TivoDesktop / Roxio / Tivo SysPrefPanel are 100% useless to people who have a medium to high number of files. 

Should I have to go page by page through the 500+ files I may want to transfer to my tivo at any point to show someone or watch?

Pytivo and tivo.net, etc. have this functionality, but its awkward, its buggy, and everytime my tivo gets an update, these programs cause it to go into reboots and crashes until i disable them.

Would it REALLY be that hard to add support for subfolders so we could actually SORT things and be able to get to them quickly? Right now, those programs are useless to me, and to many others. it seems an easy fix to make them worthwhile, but for some reason, the software just stagnates.


----------



## johnkfisher (May 8, 2006)

sorry for the attitude, but this causes me no end of frustration, as I set stuff up like this for my non-techsavvy parents who are hours away, and everytime an update breaks pytivo, i have to drive down there and try to figure it out and get it working again.

If there were simply a functional tivo or tivo-partner (roxio?) solution, things would be much much simpler.


----------



## zand94 (May 20, 2002)

Just wondering....

While tivodesktop does not automatically short items into folders, I usually end up creating show folders and moving the files into those folders manually and then when i browse from my tivo it works perfectly. Same thing for music - it's all in subfolders so i can see them all
Have you ever tried doing this yourself? (yes i know you want something automatic but in the mean time....)

Also - instead of driving somewhere to reset some settings on the computer why dont you setup a logmein.com accont on that computer to allow you remote access?


----------



## johnkfisher (May 8, 2006)

> Also - instead of driving somewhere to reset some settings on the computer why dont you setup a logmein.com accont on that computer to allow you remote access?


logmein acts up on theirs. Possibly because it's an old G4 Mac. Works perfectly on my Intel macs and my Win PCs.... Oh well. Leopard has this built in, so it'll shortly be a non issue.



> Have you ever tried doing this yourself? (yes i know you want something automatic but in the mean time....)


It may have to be. But honestly, I have to walk them through even deleting files from the computer everytime they want to do it, ("It's a picture of a damn trash can! how hard a metaphor is that?"), that I'm sure even this basic extra step will cause them to freak out.

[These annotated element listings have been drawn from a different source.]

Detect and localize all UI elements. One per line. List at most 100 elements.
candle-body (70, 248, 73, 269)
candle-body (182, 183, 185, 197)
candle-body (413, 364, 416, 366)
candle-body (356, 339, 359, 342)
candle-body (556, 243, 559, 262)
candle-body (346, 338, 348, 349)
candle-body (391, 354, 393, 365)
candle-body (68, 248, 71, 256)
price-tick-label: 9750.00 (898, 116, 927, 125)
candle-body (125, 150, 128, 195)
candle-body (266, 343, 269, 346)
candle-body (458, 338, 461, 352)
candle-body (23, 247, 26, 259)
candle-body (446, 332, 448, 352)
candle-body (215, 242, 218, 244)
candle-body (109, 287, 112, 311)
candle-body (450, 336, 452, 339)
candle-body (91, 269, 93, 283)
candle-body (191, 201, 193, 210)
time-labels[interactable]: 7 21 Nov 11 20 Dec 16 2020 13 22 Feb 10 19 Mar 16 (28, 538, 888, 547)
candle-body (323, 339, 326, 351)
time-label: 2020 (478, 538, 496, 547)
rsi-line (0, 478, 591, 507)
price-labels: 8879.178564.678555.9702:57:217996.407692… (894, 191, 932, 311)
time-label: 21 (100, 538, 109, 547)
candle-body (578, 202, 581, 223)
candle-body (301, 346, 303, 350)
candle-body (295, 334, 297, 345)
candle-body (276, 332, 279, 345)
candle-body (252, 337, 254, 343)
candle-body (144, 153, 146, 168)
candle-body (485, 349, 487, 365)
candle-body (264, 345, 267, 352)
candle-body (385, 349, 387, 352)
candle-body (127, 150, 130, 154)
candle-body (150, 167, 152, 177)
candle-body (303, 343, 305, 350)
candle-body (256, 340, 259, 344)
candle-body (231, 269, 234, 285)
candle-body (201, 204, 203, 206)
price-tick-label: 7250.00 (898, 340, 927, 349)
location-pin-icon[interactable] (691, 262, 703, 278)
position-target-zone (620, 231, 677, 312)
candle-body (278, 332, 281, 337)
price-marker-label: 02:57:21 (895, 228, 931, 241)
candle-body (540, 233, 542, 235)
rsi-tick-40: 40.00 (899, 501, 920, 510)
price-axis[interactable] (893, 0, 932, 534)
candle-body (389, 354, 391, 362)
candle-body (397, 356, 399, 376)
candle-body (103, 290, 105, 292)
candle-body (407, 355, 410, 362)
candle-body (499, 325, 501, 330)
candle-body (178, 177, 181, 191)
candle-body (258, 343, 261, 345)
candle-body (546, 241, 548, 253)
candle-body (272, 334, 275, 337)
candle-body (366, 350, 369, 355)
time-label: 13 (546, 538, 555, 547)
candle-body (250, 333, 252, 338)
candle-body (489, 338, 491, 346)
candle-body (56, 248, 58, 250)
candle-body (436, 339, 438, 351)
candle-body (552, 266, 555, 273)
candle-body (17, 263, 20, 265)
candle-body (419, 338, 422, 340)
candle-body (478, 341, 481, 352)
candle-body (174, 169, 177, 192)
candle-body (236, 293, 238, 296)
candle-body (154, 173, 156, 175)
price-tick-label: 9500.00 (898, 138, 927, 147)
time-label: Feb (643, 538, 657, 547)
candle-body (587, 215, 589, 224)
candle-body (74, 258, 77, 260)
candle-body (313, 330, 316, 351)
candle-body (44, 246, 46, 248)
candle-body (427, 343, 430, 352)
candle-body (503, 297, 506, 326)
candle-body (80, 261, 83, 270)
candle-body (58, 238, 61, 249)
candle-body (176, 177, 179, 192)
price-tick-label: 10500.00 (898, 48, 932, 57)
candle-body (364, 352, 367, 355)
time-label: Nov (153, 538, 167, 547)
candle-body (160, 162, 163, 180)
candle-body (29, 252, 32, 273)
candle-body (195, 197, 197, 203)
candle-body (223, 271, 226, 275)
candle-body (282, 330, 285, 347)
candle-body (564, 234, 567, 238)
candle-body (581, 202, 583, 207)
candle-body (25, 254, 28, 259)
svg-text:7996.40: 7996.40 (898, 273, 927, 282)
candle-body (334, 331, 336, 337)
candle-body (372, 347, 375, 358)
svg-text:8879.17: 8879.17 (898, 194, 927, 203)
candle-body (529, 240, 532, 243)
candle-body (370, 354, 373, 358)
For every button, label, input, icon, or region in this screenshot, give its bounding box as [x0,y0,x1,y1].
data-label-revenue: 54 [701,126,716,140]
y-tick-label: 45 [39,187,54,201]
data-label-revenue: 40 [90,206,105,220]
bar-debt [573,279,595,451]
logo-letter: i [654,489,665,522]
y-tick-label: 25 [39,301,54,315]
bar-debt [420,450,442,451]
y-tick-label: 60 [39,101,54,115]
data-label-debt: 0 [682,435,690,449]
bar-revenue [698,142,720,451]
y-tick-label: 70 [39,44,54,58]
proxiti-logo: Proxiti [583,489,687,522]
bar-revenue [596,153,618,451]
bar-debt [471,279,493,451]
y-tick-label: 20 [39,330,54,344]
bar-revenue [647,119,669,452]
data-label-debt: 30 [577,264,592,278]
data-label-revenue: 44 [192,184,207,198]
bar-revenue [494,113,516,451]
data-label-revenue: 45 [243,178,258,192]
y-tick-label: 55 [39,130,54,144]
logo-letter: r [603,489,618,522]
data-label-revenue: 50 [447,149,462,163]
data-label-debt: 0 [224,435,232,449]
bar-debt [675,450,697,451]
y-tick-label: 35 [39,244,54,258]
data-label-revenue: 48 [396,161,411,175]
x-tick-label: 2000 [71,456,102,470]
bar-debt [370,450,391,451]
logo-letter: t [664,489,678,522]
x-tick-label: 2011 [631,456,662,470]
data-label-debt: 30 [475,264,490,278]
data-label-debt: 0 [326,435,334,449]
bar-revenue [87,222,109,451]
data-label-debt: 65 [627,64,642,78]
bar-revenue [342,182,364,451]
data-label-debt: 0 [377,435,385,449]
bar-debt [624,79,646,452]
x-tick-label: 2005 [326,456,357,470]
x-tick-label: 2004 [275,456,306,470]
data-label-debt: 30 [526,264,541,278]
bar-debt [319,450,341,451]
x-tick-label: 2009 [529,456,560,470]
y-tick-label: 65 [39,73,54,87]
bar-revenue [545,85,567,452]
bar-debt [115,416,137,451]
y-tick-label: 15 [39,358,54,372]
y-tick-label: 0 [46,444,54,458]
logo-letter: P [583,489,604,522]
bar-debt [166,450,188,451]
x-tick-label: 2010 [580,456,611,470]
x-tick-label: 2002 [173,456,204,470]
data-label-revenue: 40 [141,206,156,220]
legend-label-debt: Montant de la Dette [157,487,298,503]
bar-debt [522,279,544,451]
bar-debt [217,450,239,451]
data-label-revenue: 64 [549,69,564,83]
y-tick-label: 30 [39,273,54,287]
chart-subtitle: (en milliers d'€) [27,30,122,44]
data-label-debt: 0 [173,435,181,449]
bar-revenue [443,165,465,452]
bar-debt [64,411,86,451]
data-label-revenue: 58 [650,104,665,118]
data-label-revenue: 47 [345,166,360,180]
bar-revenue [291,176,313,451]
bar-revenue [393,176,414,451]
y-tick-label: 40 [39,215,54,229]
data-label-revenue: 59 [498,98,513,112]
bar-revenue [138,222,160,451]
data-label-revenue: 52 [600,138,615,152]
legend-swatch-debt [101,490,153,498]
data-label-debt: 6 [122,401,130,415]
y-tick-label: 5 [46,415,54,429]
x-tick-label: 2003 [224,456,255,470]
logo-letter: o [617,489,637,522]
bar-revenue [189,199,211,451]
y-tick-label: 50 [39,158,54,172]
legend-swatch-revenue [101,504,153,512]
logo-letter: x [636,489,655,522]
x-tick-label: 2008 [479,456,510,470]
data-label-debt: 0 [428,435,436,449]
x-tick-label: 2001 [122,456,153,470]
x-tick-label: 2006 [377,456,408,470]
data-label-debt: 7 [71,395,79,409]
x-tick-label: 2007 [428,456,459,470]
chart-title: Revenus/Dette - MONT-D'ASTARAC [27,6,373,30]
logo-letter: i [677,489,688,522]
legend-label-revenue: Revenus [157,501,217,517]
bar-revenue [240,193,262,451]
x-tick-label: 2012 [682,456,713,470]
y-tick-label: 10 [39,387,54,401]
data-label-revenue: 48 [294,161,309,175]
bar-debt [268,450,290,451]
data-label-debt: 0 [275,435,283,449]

Either way, I think my request still stands as a viable and incredibly useful feature to have.


----------



## patatrox (Nov 30, 2006)

johnkfisher said:


> logmein acts up on theirs. Possibly because it's an old G4 Mac. Works perfectly on my Intel macs and my Win PCs.... Oh well. Leopard has this built in, so it'll shortly be a non issue.
> 
> It may have to be. But honestly, I have to walk them through even deleting files from the computer everytime they want to do it, ("It's a picture of a damn trash can! how hard a metaphor is that?"), that I'm sure even this basic extra step will cause them to freak out.
> 
> Either way, I think my request still stands as a viable and incredibly useful feature to have.


I like the suggestion, it might even make my own life a bit easier.


----------